I can clearly say, that this was a turning point in my life, things were never the same again. I had seen an astral reality and countless beings that I had never before perceived or even knew existed. It was indescribable, all the incredible things I saw, the animals, the geometric patterns, the incredible colors, the earth alive and breathing, the moon singing and the clouds dancing; I became a spider and I was climbing the web of reality, creating and destroying as I went. It was profoundly beautiful and terrifying at the same time, but it left me with new ideas and a different understanding of reality to how I had perceived it before that day and I wanted to know more.
For the next six years, I worked annually with a Colombian Anthropologist who was holding ‘Ayahuasca Seminars’ and visited South Africa six times between 1997 and 2004. As South Africans, we had no idea how an ayahuasca ceremony was to be held. We had no experience with any of the rainforest cultures or techniques. The only link we had to “the medicine” was with the Anthropologist who would travel to South Africa to share the Ayahuasca with other people around South Africa. These gatherings were the first of their kind in South Africa and a few hundred South Africans were fortunate enough to attend and learn from the plant. The ceremonies; held in this small community, in the Maluti mountains, which had already been exploring various methods of shamanic ritual using plant medicines over the past few years; were my starting point for an understanding of teachings of the plant world and how to access alternate realities for healing, information, and inspiration. This started a chain reaction in the communities in South Africa and a whole new culture started to grow around the use of ‘sacred plants”.

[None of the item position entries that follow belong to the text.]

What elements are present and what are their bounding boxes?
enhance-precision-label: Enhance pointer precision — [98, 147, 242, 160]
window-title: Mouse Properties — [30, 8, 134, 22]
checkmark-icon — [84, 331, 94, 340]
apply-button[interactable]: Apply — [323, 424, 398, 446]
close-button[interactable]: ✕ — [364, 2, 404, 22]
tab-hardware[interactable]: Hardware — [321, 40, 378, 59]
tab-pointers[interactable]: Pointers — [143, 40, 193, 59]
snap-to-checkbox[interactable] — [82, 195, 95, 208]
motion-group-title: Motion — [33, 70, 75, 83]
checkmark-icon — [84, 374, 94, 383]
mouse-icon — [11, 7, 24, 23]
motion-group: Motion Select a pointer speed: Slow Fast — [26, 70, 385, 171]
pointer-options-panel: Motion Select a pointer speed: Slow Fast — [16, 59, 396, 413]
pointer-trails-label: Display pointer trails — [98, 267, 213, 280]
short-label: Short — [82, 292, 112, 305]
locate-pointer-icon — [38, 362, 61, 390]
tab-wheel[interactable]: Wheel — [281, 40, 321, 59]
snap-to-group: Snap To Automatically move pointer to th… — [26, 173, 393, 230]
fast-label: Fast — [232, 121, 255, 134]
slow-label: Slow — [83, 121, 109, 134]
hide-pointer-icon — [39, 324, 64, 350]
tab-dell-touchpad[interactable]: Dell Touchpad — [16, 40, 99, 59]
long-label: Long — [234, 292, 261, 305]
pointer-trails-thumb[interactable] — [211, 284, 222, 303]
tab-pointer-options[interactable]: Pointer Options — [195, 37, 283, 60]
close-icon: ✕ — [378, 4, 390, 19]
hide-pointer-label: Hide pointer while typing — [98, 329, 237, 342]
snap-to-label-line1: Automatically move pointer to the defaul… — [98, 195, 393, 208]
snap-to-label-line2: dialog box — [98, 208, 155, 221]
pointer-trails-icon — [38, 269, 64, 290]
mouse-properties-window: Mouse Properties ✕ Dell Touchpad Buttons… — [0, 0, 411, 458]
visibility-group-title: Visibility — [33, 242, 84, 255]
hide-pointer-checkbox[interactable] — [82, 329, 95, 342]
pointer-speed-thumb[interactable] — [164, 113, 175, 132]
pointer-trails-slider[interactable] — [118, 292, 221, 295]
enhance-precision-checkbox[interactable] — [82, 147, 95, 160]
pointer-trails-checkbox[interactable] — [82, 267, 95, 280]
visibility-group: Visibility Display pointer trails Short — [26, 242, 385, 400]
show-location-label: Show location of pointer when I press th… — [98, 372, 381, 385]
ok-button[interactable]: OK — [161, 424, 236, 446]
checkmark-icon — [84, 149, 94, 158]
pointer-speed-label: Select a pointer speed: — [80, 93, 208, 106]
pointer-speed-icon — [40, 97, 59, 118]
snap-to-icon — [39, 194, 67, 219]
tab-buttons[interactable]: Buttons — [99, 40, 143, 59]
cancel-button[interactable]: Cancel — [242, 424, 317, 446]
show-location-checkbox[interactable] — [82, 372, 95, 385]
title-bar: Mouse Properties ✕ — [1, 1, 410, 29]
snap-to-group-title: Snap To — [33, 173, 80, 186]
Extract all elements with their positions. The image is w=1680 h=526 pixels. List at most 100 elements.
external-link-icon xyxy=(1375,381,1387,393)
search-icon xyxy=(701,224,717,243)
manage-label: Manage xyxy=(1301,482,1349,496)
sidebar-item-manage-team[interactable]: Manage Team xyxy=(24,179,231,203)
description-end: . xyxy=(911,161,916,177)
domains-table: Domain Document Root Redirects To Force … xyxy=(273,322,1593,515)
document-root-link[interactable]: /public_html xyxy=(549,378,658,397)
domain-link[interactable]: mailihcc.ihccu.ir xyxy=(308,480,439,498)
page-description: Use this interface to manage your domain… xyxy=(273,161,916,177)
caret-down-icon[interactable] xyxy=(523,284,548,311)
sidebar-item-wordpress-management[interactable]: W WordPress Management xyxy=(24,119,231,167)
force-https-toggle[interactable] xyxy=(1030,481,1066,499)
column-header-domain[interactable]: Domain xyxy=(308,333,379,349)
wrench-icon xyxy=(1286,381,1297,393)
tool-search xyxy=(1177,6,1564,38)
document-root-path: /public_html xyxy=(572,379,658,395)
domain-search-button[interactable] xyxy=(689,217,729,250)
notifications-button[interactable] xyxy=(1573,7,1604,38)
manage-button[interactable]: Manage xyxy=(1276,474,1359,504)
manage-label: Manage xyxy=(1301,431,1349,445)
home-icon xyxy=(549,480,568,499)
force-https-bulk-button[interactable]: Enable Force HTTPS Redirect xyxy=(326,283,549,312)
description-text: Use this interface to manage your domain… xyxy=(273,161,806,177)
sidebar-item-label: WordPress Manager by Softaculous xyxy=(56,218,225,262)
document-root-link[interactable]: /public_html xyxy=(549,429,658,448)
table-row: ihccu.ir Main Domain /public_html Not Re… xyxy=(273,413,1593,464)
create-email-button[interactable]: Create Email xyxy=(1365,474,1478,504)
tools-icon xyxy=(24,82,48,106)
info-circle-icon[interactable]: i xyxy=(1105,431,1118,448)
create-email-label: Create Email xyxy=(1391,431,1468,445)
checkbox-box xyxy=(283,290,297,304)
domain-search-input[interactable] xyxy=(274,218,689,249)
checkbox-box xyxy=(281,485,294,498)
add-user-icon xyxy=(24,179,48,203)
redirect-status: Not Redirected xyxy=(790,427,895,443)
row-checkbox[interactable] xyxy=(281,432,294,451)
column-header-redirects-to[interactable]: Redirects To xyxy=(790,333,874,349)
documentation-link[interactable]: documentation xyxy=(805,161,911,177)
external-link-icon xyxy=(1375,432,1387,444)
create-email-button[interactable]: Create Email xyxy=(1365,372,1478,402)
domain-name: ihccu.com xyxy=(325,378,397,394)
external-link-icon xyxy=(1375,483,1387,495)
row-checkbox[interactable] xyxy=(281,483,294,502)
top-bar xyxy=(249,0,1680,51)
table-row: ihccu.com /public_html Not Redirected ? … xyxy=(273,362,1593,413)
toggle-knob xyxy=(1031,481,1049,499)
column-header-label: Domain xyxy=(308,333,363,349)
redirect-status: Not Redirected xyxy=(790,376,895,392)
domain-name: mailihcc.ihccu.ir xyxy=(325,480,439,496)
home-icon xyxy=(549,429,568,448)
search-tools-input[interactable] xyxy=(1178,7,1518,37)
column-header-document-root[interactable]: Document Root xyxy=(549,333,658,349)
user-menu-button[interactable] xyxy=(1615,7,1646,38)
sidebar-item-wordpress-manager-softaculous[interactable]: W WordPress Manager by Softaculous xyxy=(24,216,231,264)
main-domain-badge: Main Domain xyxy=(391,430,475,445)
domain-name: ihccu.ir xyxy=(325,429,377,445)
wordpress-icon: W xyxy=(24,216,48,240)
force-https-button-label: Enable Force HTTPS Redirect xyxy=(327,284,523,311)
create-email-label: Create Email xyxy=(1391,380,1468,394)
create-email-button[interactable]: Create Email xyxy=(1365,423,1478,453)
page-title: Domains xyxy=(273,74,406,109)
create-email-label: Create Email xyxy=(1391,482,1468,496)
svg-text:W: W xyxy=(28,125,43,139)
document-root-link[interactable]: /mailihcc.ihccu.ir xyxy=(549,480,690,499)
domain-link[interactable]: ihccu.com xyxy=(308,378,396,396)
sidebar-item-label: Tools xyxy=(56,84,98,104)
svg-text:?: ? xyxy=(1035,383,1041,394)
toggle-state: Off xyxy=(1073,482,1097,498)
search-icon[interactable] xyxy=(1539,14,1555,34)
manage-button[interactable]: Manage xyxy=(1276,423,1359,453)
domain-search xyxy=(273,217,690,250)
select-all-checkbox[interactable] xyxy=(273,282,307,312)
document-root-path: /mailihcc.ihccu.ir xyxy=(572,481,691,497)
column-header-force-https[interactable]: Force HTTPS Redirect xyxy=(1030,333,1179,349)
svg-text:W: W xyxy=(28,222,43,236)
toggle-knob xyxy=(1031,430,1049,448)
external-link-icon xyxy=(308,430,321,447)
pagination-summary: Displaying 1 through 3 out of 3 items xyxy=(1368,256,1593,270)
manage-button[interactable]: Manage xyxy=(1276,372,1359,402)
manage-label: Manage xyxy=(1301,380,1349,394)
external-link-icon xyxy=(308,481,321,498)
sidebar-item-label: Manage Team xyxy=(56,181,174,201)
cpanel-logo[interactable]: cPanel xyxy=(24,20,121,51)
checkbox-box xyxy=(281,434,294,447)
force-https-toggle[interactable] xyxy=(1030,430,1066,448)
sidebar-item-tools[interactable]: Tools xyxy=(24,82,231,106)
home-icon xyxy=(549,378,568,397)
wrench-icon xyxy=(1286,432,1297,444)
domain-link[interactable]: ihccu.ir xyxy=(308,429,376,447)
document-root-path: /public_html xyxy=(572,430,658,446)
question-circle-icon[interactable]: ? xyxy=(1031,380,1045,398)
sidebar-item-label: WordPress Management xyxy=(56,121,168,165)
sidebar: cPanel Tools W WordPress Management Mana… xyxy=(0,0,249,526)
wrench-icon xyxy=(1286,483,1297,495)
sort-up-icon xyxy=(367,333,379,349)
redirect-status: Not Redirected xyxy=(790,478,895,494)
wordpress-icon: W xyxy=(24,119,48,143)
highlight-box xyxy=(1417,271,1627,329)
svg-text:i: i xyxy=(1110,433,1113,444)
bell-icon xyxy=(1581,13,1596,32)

In 1999 I began to build a ceremonial space on the slopes of the mountain, especially for Ayahuasca ceremonies and we continued to hold a series of ceremonies there every year. We planted ‘Caapi vines’ and ‘Purple berry bushes’ and started to grow seedlings. We grew thousands of the ‘Purple berry bush’ and distributed it to many growing centers around South Africa. Today these plants are growing in the gardens of these pioneers. The vines were never happy in the mountains and we were not very successful in getting it to grow there. However, the San Pedro cactus loved the climate and we had an abundance of San Pedro Cactus whenever we wanted it. I had planted over a thousand San Pedro plants around my home and along the slopes of the mountain. We often held ceremonies with San Pedro, as we did not have any access to a supply of Ayahuasca. All of these plants should still be happy and healthy where I left them and I trust that they have benefited many people since I departed from the home and ceremonial healing center which I built there.